On an uncharacteristically overcast afternoon in August, I meet Los Angeles-based painter Hilary Pecis at her Eastside studio. The largescale works for her new solo show, Warm Rhythm, line the oblong warehouse walls and are getting touched up in preparation to ship out, bound for a September opening at the David Kordansky Gallery in New York.
"Not my favorite", the 45-year-old California native says of the gloomy skies, where the steadfast midsummer sun has all but disappeared. I used to live in San Francisco, and I'm over that. Given the exuberance of Pecis's paintings, which bear the influence of Fauvism, the Pattern and Decoration movement, and the contradictory charms of the city she's called home for the last decade, Pecis's distaste for today's meteorological humdrum comes as no surprise.
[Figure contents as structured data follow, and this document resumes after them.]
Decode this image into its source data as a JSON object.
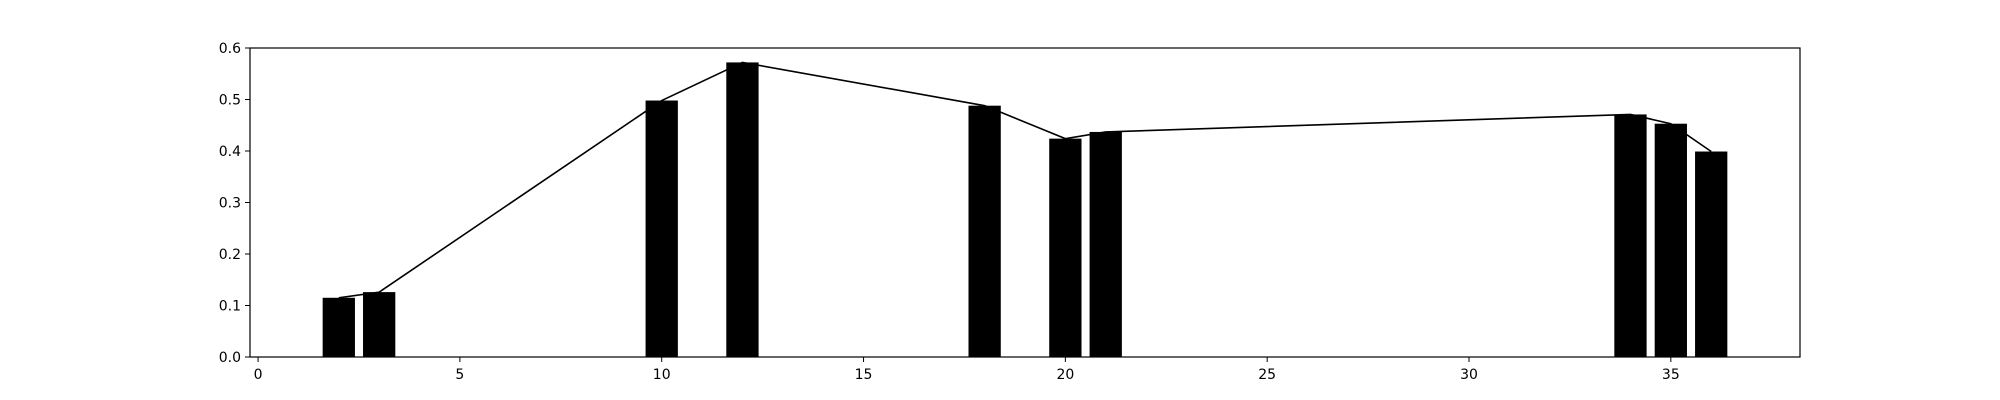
{
  "chart_data": {
    "type": "bar",
    "x": [
      2,
      3,
      10,
      12,
      18,
      20,
      21,
      34,
      35,
      36
    ],
    "values": [
      0.115,
      0.126,
      0.498,
      0.572,
      0.488,
      0.424,
      0.437,
      0.471,
      0.453,
      0.399
    ],
    "line_overlay": true,
    "title": "",
    "xlabel": "",
    "ylabel": "",
    "xlim": [
      -0.2,
      38.2
    ],
    "ylim": [
      0.0,
      0.6
    ],
    "xticks": [
      0,
      5,
      10,
      15,
      20,
      25,
      30,
      35
    ],
    "yticks": [
      0.0,
      0.1,
      0.2,
      0.3,
      0.4,
      0.5,
      0.6
    ],
    "xtick_labels": [
      "0",
      "5",
      "10",
      "15",
      "20",
      "25",
      "30",
      "35"
    ],
    "ytick_labels": [
      "0.0",
      "0.1",
      "0.2",
      "0.3",
      "0.4",
      "0.5",
      "0.6"
    ],
    "grid": false,
    "legend": "none",
    "bar_color": "#000000",
    "line_color": "#000000"
  }
}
Pecis (pronounced peh-chis) likens her studio, where I am greeted by two Chihuahua rescues, Tina and Mango, and where assistants also bring in their pets, to a doggy day care party. Today, her blond curls are blow-dried straight, and she's wearing a striped Celine button-down, which she keeps on a hanger in the studio for when she has official visitors. (Normally you'd find Pecis in her running clothes and Saucony trainers.) There is an appealing lack of pretense about the artist, both in her self-presentation and in her process. On a table in the center of the room, there are ball dahlias and tulips in mismatched vases, arranged in the manner of a quintessential Hilary Pecis still life. I love it when people send me arrangements, she says. But Trader Joe's flowers last just as long.